Polytechica Dupnitsa (Политехника Дупница) is a basketball club based in Dupnitsa, Bulgaria. The club was originaly founded in 1996 as sports team for the University of Architecture, Civil Engineering and Geodesy in Sofia. In the 2026-27 NBL season Polytechnica will make their debut in the top flight of Bulgarian basketball. Their home arena is the Sports Hall Dupnitsa which has a capacity of 1505 seats.

== History ==
BC Polytechnica were founded in 1996 as an extension sports team for the University of Architecture, Civil Engineering and Geodesy until 2002. Since 2002 the club has always participated in basketball tournaments in Bulgaria.

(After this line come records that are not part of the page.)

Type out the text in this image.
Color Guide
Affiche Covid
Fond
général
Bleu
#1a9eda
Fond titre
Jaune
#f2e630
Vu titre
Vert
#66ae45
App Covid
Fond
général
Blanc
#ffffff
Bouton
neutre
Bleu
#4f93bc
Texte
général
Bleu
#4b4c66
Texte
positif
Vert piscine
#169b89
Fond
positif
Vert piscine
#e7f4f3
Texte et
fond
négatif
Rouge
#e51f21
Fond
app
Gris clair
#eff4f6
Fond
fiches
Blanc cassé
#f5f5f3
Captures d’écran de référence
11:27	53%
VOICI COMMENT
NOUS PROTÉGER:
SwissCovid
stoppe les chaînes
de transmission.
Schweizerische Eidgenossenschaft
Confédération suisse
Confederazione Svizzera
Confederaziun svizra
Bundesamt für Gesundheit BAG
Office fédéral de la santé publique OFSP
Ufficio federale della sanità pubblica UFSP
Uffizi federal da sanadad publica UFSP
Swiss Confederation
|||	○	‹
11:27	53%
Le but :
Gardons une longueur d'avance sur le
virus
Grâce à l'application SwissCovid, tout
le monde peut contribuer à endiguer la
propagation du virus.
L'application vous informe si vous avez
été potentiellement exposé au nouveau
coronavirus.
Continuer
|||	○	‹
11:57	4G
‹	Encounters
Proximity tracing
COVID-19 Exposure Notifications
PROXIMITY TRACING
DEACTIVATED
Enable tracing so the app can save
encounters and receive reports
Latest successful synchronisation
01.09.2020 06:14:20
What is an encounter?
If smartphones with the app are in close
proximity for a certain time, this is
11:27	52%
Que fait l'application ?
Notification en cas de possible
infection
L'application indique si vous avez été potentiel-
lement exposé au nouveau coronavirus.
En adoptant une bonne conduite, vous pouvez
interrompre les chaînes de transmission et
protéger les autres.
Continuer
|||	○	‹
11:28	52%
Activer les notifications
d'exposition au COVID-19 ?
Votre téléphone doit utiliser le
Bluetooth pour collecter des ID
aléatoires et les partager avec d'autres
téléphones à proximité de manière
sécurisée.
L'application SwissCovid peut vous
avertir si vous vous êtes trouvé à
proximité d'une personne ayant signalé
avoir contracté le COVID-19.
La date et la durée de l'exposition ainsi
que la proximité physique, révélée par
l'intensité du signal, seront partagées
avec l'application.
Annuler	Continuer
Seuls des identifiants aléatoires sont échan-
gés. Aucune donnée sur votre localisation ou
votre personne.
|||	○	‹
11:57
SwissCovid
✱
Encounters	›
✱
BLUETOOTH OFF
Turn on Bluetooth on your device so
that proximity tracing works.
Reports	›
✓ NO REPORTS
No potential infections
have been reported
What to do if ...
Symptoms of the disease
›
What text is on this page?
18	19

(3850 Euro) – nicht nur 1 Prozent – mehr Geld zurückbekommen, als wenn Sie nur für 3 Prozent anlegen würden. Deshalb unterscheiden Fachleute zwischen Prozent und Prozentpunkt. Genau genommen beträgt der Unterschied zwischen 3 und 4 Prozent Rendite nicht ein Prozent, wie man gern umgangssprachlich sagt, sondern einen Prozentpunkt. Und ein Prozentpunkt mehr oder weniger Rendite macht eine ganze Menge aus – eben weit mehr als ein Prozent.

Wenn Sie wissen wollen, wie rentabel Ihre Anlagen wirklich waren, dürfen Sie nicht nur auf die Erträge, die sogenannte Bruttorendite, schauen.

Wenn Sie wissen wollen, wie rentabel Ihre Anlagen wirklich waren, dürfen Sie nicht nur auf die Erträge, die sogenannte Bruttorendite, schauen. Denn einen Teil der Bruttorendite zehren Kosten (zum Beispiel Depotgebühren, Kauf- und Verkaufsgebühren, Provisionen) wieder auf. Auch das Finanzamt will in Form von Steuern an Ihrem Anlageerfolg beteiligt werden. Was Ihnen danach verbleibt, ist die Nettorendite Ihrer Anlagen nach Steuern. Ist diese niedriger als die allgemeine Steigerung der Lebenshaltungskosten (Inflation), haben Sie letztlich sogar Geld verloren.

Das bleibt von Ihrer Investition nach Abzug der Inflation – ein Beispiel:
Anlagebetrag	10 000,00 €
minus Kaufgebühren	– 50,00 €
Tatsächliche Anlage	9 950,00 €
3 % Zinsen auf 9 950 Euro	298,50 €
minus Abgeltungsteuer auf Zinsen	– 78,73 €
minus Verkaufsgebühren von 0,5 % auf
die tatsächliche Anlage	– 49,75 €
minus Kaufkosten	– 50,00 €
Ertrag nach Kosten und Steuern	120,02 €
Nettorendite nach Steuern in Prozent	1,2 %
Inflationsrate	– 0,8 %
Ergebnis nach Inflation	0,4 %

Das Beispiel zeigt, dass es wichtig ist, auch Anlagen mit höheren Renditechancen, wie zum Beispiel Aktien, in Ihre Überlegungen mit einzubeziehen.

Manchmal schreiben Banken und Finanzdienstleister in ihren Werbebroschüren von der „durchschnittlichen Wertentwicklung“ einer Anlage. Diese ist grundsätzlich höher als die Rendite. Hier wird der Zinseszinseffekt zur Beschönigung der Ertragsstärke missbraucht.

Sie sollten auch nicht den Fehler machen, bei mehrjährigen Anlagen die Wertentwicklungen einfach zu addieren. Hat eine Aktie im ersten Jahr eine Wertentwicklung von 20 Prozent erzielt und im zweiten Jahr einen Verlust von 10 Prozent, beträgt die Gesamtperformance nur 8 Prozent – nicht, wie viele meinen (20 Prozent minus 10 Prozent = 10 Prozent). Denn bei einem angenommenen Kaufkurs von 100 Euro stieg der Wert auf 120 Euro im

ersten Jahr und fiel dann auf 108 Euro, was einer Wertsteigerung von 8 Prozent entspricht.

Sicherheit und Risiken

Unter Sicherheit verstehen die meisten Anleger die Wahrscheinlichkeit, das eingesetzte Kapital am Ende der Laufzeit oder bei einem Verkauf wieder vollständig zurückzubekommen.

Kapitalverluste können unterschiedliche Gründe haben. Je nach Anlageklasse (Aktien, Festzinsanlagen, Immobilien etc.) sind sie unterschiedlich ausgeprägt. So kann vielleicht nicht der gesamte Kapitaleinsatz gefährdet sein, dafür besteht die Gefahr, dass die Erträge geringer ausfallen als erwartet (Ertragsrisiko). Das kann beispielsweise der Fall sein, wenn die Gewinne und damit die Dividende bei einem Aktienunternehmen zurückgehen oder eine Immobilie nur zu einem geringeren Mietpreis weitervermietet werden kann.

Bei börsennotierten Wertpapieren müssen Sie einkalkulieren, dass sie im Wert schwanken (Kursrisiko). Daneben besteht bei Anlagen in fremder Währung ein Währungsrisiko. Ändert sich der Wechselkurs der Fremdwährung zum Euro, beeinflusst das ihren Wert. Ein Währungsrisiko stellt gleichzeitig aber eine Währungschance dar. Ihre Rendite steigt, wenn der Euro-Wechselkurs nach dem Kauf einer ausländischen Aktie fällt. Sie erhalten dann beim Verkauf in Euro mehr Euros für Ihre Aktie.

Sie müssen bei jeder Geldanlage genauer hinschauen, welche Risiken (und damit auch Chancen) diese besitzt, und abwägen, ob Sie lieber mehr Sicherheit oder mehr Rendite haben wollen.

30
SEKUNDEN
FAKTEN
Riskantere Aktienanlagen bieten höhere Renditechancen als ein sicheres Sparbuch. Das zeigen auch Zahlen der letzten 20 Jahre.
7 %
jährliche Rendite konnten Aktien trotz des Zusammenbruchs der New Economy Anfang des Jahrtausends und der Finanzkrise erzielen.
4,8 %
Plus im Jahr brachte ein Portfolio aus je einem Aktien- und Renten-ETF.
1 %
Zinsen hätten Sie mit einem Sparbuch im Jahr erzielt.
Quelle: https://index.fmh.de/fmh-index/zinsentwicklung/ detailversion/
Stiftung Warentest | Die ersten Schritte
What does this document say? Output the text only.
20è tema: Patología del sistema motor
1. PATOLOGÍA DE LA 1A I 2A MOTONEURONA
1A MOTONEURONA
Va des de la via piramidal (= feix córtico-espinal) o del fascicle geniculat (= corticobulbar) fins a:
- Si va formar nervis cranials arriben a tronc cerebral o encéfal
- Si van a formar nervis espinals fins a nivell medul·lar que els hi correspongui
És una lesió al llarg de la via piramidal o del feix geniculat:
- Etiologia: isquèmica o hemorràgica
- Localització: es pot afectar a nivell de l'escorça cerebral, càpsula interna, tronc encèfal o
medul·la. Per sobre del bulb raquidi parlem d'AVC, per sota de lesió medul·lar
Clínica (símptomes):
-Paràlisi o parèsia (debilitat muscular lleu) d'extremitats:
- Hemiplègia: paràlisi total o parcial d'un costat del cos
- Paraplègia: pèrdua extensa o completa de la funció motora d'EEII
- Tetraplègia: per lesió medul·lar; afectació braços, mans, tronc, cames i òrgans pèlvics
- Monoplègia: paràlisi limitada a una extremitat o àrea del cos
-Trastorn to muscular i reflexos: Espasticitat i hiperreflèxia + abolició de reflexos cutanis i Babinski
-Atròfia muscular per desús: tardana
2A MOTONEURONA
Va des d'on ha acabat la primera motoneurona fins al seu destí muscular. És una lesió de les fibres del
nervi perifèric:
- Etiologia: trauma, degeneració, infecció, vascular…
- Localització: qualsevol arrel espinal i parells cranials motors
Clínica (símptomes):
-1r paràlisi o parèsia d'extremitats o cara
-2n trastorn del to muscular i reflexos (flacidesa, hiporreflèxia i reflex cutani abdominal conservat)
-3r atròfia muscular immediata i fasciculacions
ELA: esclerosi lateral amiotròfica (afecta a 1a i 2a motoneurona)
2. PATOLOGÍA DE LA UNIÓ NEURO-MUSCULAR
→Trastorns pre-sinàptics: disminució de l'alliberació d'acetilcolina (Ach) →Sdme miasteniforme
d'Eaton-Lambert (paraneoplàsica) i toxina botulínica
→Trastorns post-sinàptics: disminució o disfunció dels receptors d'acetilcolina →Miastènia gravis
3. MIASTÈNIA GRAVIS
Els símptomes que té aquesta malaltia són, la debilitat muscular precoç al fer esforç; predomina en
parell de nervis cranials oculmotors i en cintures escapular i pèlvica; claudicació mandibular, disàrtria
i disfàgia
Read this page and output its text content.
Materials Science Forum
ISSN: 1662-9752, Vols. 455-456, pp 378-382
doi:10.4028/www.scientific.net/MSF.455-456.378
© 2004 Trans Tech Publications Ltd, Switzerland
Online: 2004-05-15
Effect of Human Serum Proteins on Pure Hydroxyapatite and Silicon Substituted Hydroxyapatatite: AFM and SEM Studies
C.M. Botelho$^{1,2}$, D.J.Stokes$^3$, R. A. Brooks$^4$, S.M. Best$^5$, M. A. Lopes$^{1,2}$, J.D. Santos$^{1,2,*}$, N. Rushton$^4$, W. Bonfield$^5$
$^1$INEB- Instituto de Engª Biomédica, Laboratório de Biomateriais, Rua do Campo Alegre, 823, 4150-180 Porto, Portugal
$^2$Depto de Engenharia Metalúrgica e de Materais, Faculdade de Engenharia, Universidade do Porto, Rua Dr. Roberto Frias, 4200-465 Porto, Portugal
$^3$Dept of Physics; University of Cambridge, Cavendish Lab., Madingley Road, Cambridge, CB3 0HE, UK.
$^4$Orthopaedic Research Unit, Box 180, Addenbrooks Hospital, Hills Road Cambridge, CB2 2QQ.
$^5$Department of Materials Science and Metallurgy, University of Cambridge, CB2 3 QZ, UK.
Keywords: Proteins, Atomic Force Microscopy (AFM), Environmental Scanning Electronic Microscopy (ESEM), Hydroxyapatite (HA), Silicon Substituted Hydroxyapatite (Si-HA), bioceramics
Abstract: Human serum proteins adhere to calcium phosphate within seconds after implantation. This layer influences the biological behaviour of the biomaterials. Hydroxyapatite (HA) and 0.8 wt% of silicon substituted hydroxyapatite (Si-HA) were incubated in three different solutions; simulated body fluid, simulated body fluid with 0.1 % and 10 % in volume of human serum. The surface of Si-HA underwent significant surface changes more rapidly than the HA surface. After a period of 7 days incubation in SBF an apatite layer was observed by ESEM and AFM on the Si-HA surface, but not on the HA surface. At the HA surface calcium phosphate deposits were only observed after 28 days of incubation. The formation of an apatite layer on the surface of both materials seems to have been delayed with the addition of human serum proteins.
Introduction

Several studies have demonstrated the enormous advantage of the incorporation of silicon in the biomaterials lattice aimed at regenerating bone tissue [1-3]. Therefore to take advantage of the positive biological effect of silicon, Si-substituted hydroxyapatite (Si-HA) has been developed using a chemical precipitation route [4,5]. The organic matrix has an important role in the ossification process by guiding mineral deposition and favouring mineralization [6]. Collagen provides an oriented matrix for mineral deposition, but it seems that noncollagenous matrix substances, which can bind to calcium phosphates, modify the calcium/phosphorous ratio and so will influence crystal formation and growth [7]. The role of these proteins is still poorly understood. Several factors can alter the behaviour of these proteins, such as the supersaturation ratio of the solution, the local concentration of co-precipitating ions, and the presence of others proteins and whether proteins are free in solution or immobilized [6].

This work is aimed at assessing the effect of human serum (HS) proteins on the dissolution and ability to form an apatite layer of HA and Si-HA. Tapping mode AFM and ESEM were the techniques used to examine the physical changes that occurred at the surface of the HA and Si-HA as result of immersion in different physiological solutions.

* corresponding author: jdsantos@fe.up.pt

In 2016 the club was registered as an official basketball club to the Bulgarian Basketball Federation. Polytechnica joined the BBL A Group for the 2020-21 season finishing 13th in their first season. In 2023 the club moved their headquarters from Sofia to Dupnitsa. Then the club started playing in the Dupnitsa Sports Hall. In the 2023-24 season Polytecnica had their best season finishing 4th. In the 2024-25 season they finished 1st in the regular season, but finished 3rd in the playoffs. In the 2025-26 season they finished 3rd in the regular season. In the 2026-27 season Polytechnica will debut in the National Basketball League.